Following last night’s Documentary “Blitz Spirit with Lucy Worsley” which I really recommend if you can watch it on catch-up (BBC 1), I thought I would repost one of my older reviews.One of the real life “characters” who featured in the programme was Frances Faviell, who became volunteer auxiliary nurse and had some memorable experiences. At the end they briefly showed the account of the Blitz which she wrote – “A Chelsea Concerto” as well as another four novels.
I was approached to review the book in 2016, as it had just been reprinted by Dean Street Press in their Furrowed Middlebrow series. I really found it an amazing book, so different from the other accounts of the Blitz in London that I have read.
Firstly, despite the fact that this book was written several years after the events described, this does not read like a novel. The Narrator records her own experiences in the order they happened, in all the confusion and muddle of a developing situation. This gives an immediacy to the text and an importance to such little things as the French design of a tin hat as well as the death of a friend that it usually found in a diary. That is not to say that the book is lacking characters; the obsessions of tragic Ruth and the solid dependable Mrs. Feetch are only two of the people who come to life in this book. The fear of destruction written about so movingly in the first part of the book is in contrast with the writer’s apparent optimism for much of the book’s progress, but it is never far away as every building becomes a target. Churches, hospitals and of course homes are destroyed, and the sense of helplessness as the water supply is cut off and help cannot get through is very vivid. One of the events shown in the television programme is brilliantly described in the book, a haunting experience.There are nightmare images that Favell witnessed and experiences that she endured which make this a grim read in places; this is not fiction in any sense, but distilled horror of war.

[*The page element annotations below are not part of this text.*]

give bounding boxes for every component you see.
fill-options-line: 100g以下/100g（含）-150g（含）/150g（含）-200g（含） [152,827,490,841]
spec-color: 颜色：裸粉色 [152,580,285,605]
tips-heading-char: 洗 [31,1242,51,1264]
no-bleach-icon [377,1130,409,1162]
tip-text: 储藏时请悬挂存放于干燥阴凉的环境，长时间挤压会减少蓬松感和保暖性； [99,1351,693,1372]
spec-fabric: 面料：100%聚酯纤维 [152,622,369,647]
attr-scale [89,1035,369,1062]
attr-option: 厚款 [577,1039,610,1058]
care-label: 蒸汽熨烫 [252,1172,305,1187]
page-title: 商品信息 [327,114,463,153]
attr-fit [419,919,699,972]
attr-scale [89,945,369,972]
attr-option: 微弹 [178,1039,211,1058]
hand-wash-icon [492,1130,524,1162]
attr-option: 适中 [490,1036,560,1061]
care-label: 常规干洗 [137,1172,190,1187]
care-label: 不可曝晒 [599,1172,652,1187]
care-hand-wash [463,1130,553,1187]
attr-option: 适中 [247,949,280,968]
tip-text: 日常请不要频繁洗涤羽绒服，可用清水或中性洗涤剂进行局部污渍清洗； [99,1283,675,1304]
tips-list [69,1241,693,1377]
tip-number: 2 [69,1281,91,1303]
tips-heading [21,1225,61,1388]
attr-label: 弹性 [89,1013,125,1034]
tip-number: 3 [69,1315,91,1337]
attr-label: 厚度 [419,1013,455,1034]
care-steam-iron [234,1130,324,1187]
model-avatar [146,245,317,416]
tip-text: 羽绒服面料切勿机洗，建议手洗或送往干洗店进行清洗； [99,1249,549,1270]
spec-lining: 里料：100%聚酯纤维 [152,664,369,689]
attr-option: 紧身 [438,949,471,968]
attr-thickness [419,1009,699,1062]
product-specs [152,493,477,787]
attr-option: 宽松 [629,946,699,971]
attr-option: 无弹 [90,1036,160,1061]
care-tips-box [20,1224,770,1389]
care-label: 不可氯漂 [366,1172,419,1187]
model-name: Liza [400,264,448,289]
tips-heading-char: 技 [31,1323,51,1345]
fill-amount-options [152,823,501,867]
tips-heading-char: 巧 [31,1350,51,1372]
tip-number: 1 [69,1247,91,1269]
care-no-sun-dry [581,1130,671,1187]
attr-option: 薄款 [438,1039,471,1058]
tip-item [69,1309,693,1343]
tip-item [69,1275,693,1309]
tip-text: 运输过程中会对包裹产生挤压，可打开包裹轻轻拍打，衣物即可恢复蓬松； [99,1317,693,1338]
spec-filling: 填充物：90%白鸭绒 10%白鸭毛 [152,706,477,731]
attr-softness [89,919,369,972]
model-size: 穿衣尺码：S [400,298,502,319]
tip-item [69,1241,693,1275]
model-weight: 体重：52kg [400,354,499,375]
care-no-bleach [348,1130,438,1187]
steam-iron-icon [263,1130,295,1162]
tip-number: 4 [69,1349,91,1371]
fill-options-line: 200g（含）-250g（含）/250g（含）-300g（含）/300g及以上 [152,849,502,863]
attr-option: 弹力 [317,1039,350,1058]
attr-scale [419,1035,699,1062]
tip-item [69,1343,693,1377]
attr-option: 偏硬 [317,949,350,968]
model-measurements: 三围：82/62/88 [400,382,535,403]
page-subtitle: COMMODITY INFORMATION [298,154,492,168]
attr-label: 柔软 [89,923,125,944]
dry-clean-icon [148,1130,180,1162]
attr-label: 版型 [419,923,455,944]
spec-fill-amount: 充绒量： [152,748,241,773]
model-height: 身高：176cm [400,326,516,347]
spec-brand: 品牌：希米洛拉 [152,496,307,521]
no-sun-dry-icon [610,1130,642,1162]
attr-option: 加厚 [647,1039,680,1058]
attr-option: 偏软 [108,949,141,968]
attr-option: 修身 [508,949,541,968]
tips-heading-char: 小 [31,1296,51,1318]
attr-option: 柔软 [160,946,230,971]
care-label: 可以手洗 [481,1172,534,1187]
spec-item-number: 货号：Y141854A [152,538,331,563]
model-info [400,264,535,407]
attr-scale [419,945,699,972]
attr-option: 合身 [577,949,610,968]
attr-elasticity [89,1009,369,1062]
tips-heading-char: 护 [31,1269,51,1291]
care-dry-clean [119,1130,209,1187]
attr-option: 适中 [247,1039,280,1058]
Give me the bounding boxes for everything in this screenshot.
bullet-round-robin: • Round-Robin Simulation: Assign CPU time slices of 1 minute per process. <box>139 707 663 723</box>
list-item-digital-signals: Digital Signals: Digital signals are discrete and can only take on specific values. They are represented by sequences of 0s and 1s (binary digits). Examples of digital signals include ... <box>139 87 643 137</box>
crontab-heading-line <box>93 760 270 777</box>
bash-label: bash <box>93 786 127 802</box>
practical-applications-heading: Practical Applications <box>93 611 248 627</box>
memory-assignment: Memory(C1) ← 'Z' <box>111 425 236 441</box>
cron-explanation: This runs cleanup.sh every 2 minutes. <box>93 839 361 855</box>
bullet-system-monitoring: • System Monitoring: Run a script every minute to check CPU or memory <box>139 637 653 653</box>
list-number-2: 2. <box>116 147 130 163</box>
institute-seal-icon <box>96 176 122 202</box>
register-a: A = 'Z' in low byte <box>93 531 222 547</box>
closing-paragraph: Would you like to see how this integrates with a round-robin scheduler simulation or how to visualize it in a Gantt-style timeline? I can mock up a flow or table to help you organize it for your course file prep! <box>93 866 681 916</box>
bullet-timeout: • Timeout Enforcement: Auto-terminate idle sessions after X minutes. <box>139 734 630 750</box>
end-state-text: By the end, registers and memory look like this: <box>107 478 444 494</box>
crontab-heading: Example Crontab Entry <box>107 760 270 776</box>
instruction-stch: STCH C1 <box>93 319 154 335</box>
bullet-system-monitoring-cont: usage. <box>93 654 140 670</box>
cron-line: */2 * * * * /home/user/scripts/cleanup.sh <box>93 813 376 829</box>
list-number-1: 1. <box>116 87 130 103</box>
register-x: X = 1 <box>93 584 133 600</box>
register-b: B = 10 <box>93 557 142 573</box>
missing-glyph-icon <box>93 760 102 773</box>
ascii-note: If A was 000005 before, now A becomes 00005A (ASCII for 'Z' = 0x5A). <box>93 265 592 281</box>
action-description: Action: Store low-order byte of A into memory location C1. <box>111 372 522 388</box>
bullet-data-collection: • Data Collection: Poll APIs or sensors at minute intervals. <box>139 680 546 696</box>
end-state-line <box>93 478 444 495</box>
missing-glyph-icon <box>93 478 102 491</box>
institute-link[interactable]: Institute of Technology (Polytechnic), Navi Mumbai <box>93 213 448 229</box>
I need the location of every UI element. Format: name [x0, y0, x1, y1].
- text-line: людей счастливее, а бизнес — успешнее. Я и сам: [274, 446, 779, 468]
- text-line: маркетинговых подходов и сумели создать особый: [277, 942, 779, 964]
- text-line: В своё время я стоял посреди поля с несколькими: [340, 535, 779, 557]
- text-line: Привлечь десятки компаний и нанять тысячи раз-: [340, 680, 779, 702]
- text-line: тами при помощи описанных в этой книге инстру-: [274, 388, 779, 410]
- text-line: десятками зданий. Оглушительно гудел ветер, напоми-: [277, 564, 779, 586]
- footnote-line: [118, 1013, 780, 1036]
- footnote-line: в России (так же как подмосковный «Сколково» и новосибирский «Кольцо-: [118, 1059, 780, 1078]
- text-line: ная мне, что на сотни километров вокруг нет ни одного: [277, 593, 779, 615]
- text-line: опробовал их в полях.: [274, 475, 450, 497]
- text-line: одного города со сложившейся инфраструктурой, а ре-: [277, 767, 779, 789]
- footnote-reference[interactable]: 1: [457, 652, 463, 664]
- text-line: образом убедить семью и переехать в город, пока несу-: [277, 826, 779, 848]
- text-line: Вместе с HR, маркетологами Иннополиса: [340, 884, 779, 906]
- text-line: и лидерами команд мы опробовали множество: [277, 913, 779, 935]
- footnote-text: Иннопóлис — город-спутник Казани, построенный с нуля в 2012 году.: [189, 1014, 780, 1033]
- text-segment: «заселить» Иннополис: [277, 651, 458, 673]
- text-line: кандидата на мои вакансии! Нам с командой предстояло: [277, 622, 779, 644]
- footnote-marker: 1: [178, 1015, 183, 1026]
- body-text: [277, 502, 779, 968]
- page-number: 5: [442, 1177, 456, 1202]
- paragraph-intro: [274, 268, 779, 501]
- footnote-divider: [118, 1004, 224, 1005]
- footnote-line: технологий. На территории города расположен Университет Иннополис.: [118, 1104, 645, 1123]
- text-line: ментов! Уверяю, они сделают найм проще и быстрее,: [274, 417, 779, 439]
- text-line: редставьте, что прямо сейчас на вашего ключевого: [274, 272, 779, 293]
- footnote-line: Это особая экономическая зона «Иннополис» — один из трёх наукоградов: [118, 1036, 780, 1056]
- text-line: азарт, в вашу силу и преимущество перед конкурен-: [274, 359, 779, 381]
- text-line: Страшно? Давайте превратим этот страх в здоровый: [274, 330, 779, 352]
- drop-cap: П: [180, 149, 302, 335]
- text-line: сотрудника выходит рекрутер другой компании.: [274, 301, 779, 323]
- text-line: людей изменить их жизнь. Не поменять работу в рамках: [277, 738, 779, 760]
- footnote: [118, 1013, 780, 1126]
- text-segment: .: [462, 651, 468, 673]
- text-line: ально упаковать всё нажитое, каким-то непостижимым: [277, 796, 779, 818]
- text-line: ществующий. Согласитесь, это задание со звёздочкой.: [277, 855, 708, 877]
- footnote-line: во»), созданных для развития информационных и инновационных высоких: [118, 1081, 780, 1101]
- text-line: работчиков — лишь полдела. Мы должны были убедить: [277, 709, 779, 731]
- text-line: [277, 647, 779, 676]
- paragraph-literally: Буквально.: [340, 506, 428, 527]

Having said this, this can be a funny and endearing book as Favell also recounts her experiences with the local characters, like old soldiers determined to help even though they are in their eighties, and a patient travelling in an ambulance who is greatly comforted by a detailed account of the scenery going past, only to discover that the speaker could not actually see out of the window. There are shards of hope and love even if life is brief and troubled. Favell’s voluntary work meant that she effectively looked after a group of Flemish refugees, who are described as real individuals, real people who argue and fight, but who also stand together in their suffering. “The Giant” is described as a real man, trapped by his temper as well as forces beyond his control. I was also struck by the reality of Catherine whose life story is tragic, yet she battles on with the support of Frances and others.
This book is an illustration of the fact that numbers of dead and injured mean little to the reader compared with the stories of real people, real lives and loves. Yes, much of this book is sad, but the survival of the human spirit makes the story of the blitz in London and in many other cities throughout this country feel very real. As someone who has read quite widely in the fact and fiction of this period, I really appreciated the opportunity to read this otherwise rare book,which really brings to life one woman’s life during one of the most challenging times in British history. The documentary was very powerful; it shows that history is “Inherently messy”, and we have to depend on first hand accounts to help us to sort it out,if we ever can. This is a stunning and remarkable book, which I recommend to everyone interested in this part of social history, especially in London.